@Snow a man walks into a bar with a set of jumper cables around his neck. The bartender gives him a cold hard stare and says "Okay, you can come in, but you'd better not start anything!"
An Englishman, Irishman and a Scotsman are walking through a forest one day, when they come across a slide. The approach the slide and a genie appears before them. The genie says, "Welcome travellers, you have found my magical slide. You get to go down it once and whatever word you shout will appear at the bottom of the slide." The Englishman goes first, he climbs to the top of the slide and on the way day, he shouts out, "GOLD!".
At the bottom of the slide, waiting for him are piles of gold. He's rich beyond his dreams. The Scotsman goes next, during his ride down, he shouts, "PLATINUM!" and at the bottom he finds the rare metal. He's also incredibly wealthy. The Irishman goes last, he climbs to the top of the slide, jumps down it and shouts, "WHEEEEEEE!"
@RichardU Does that joke work in American English? I can't remember
@NotThatGuy Er, no. Sending a thank you through Skype as opposed to email would be the equivalent of sending a thank you note to a person's home address as opposed to their work address. It will be seen as intrusive.
@RichardU My missus uses Skype for business, it's a separate part of Skype that she can only use at work. She also has her own personal account at home. So it depends on if this Skype account was created for business purposes or not
A recruiter would use the consumer version of Skype. To use Skype for Business, you both need to be running Skype for Business.
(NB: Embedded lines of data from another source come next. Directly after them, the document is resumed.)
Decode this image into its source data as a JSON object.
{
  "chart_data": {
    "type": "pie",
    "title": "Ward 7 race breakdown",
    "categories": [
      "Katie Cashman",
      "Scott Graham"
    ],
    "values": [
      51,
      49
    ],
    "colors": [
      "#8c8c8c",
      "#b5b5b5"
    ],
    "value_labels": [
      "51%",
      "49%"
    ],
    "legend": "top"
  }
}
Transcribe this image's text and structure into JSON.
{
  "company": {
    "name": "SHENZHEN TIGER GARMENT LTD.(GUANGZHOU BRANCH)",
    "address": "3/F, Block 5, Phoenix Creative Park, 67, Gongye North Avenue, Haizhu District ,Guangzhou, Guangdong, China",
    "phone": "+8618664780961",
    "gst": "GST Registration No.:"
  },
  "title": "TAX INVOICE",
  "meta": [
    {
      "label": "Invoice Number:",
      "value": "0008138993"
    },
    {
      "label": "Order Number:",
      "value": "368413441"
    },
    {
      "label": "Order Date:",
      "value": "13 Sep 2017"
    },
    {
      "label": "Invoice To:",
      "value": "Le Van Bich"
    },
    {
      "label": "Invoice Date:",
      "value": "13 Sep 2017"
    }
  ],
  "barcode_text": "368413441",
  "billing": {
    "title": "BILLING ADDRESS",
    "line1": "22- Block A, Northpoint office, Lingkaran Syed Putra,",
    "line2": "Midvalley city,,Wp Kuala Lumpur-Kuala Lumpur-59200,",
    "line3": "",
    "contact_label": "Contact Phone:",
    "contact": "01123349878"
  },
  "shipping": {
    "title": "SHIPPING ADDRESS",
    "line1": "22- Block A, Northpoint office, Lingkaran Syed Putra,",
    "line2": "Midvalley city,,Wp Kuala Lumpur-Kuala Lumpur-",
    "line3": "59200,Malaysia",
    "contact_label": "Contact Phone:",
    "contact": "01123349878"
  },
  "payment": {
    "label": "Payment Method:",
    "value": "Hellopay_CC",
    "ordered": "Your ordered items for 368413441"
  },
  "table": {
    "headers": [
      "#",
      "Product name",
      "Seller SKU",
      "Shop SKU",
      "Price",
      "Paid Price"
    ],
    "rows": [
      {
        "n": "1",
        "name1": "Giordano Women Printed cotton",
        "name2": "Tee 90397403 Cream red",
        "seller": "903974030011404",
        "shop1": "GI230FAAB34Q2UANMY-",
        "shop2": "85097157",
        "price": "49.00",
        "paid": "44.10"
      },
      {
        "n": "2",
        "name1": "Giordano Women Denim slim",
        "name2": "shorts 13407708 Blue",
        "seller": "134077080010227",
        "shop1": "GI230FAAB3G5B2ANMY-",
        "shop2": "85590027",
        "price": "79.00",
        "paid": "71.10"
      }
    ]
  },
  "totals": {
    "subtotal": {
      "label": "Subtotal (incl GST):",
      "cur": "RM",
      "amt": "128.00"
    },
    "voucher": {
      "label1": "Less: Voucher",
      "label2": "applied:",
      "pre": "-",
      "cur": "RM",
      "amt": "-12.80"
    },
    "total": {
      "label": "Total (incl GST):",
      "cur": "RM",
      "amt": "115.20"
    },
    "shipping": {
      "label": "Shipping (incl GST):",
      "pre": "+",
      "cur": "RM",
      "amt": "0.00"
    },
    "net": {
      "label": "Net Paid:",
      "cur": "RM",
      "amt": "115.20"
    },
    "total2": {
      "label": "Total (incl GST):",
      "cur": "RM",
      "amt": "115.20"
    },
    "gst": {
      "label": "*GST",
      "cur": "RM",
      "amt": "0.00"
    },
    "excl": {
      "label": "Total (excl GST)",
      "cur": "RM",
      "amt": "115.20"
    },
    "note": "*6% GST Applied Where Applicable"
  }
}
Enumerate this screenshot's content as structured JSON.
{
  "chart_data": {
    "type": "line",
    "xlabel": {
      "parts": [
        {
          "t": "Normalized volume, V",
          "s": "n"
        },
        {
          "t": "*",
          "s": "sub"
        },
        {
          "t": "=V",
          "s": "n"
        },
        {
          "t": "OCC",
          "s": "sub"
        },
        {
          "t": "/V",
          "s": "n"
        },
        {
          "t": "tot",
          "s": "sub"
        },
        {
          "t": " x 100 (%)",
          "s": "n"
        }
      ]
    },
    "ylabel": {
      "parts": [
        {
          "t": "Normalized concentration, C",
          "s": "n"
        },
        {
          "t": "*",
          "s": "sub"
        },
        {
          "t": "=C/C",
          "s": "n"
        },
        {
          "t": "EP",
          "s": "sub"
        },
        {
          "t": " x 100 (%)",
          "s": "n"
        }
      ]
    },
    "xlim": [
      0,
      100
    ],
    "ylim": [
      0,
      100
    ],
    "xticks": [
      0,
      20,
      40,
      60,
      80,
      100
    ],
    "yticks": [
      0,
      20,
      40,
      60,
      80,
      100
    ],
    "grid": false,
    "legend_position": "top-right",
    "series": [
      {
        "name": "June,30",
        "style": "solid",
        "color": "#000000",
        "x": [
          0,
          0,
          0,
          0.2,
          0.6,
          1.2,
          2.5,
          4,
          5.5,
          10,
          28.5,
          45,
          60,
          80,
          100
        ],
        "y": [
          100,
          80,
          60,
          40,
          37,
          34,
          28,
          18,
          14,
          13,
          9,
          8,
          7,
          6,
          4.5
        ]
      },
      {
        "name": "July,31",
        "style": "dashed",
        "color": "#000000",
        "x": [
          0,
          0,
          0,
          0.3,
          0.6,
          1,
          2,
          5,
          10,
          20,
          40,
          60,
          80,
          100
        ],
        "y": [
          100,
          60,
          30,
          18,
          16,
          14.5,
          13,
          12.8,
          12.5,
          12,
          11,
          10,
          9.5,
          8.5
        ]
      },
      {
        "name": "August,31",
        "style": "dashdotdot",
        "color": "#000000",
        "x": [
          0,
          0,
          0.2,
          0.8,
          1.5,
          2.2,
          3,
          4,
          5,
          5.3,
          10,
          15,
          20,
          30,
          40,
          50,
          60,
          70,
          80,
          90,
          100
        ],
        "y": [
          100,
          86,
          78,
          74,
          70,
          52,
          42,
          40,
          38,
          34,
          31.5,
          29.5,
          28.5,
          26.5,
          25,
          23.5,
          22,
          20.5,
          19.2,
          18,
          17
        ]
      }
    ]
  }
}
It's easier to use the free kind.
I'm very conservative in my approach to things. I'd prefer an actual letter to an email and an email to a PM. Something about a PM, even through Skype, rubs me the wrong way.
@Snow only 2% of people send followup notes. I always advise to send one.
I know that in my case, I would certainly give more weight to the candidate that sent a note.
I think I might've screwed up the interview because the interviewer interrupted me while I was (probably badly) explaining my elegant idea in favour of pushing me towards a more complex solution.
I'm not quite sure how to handle interviewers who try too hard to help me and end up just hand-holding me towards an answer (or just giving the answer) instead of letting me present the answer I already know.
In terms of what working there might look like? Maybe (or maybe not, if I'm going to have a hard time presenting my thoughts in my job too). But not being able to demonstrate that I'm capable does significantly reduce the chances of being given an offer to work there.
Currently, I am finding myself locked in a fierce battle between myself trying to design more foolproof tools, and the universe's efforts to create more ingenious fools.
@Snow I think it's just people fed up of everyone else. There are people out there with it, however I feel this might be like the gluten diet thing. Those complaining the most probably don't actually suffer from it
@IDrinkandIKnowThings no, you're not imagining things. last week, I almost admitted myself to the psychiatric ward. It's getting so bad that I'm quitting social media
@IDrinkandIKnowThings Someone proposed something like that for Stack Overflow at some point. Stack Overflow seems to mostly be people bugging each other these days - people go there and bug some users with their no-attempt homework, and those users close the question, bugging the askers and everyone who wants to answer it, and the answerers bug the people who want to close it, either by answering it or disagreeing with the closure. Bug, bug, cockroach... I mean bug.